Photo by avmaier via Flickr
Photo by avmaier via Flickr

Ghosts don’t do much talking as a rule; they’re too self-absorbed. That’s why they walk through walls. They’re too busy dwelling on their own problems to notice that the hotel has been remodeled since they died in it in 1850.

Being a medium can get pretty damn lonely when you get right down to it. It’s like being at a party by yourself. You can see everyone else mingling and drinking the punch, but nobody’ll talk to you. It’s like being invisible.

That’s why I killed myself.

Well, that’s one of the reasons. It wasn’t exactly a hard decision to come to. No family, no job, no place to live; and a whole load of used-to-be-people wandering around in my head who wouldn’t even ask me how I was doing. I figured, if I was dead too, maybe they wouldn’t be so shy.
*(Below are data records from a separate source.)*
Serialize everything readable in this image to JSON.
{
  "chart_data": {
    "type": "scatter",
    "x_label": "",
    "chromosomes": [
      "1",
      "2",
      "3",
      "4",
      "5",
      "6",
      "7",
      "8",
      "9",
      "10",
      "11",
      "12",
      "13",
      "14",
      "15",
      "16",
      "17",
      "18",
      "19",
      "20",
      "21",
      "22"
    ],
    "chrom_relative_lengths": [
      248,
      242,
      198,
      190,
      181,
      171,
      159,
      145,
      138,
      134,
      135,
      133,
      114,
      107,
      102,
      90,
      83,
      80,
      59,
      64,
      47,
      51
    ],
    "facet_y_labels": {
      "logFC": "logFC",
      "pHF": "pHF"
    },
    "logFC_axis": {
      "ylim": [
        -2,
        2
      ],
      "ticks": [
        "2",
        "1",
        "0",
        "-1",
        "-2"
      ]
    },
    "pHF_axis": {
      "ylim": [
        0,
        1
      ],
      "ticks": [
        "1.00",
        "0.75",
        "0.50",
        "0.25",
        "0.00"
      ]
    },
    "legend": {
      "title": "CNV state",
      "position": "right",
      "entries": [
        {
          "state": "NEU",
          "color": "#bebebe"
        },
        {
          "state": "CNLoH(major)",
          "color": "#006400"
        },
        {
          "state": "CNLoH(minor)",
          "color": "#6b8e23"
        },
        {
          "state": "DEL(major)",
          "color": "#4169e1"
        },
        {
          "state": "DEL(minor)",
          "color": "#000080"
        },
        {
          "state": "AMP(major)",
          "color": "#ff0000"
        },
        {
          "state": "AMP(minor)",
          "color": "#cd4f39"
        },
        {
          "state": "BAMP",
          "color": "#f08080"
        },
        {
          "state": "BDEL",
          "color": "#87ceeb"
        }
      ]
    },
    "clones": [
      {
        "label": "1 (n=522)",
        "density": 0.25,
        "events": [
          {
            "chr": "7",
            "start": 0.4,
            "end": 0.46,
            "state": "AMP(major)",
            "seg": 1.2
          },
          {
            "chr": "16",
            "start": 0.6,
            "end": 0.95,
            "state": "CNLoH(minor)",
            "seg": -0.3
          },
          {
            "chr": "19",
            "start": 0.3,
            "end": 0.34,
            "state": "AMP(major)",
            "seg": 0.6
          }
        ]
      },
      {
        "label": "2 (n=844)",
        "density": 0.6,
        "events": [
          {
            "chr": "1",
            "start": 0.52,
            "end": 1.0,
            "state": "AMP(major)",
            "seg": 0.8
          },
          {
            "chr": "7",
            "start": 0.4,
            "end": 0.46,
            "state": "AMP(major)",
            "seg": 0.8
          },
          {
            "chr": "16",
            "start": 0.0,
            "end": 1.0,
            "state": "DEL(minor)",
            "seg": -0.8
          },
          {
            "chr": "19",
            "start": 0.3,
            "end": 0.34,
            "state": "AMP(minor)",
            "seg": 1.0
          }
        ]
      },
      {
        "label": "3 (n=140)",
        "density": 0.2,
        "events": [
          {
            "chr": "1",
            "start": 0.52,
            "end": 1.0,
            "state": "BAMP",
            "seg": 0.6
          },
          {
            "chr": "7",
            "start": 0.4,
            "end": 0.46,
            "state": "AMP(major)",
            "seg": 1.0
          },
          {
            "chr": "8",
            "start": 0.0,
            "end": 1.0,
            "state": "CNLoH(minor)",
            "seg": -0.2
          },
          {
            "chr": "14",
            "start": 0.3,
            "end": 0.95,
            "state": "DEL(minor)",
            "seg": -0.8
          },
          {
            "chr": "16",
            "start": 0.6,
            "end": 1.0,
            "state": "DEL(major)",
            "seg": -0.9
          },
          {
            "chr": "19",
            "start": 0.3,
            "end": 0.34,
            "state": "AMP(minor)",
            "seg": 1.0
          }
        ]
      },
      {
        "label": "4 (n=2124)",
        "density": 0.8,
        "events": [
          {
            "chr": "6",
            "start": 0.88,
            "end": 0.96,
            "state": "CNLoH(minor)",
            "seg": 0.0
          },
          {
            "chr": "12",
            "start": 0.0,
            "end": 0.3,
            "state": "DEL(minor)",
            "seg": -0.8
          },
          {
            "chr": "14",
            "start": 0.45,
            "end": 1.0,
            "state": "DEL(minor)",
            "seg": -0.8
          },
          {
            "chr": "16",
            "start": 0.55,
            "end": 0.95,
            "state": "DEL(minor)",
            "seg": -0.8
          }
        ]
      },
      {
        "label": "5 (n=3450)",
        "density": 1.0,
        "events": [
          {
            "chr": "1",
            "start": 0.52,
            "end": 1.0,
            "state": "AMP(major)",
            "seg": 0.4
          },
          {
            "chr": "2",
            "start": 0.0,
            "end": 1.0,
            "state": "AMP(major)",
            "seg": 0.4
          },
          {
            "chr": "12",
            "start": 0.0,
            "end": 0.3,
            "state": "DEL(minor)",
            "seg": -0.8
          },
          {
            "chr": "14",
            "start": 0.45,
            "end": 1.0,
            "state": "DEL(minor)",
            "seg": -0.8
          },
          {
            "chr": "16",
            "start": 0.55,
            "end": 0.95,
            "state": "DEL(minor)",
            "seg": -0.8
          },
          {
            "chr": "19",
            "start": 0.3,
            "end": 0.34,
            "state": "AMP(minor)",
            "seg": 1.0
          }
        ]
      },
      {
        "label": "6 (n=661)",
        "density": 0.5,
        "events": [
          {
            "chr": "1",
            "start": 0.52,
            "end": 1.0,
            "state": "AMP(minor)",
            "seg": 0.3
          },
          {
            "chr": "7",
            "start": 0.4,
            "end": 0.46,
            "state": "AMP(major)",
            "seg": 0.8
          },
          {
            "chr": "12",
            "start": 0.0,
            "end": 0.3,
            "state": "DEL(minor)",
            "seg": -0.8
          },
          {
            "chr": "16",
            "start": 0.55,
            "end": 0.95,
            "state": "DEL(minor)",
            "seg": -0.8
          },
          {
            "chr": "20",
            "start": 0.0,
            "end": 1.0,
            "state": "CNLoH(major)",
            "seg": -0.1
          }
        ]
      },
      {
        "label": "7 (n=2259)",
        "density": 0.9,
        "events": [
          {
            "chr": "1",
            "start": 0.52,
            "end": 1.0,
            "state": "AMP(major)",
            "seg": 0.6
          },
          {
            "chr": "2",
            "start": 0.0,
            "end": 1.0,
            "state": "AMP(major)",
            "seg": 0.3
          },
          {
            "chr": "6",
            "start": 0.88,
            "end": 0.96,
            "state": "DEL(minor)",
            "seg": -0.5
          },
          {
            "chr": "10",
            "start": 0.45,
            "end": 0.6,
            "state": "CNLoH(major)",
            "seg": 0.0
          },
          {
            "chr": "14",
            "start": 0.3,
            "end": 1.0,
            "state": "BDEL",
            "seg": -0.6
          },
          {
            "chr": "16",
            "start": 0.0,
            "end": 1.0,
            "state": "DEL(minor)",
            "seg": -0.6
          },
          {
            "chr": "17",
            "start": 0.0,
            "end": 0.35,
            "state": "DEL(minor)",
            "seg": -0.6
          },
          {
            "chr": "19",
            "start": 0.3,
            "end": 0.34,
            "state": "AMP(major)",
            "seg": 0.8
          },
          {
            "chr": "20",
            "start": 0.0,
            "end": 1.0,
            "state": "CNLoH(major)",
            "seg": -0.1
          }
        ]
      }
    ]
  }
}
Now I realize it wasn’t shyness; it was goddamn condescension.

Every ghost thinks their story is the most tragic, the most pitiful, that their unfinished business makes them special. It takes a certain kind of personality to become a ghost; a certain neediness, for attention, for love, for justice, and a belief that whatever you want, you’re entitled to it. Pathetic really, hanging around the living, letting them catch glimpses of you just so you won’t be forgotten. The world moves on and we should too. We got the time we had and to expect more is just selfish. Leave life to the living. I’m not sure what’s behind that misty light that I sometimes see in the sky, but I can almost guarantee it’s more exciting than moaning about what should have been.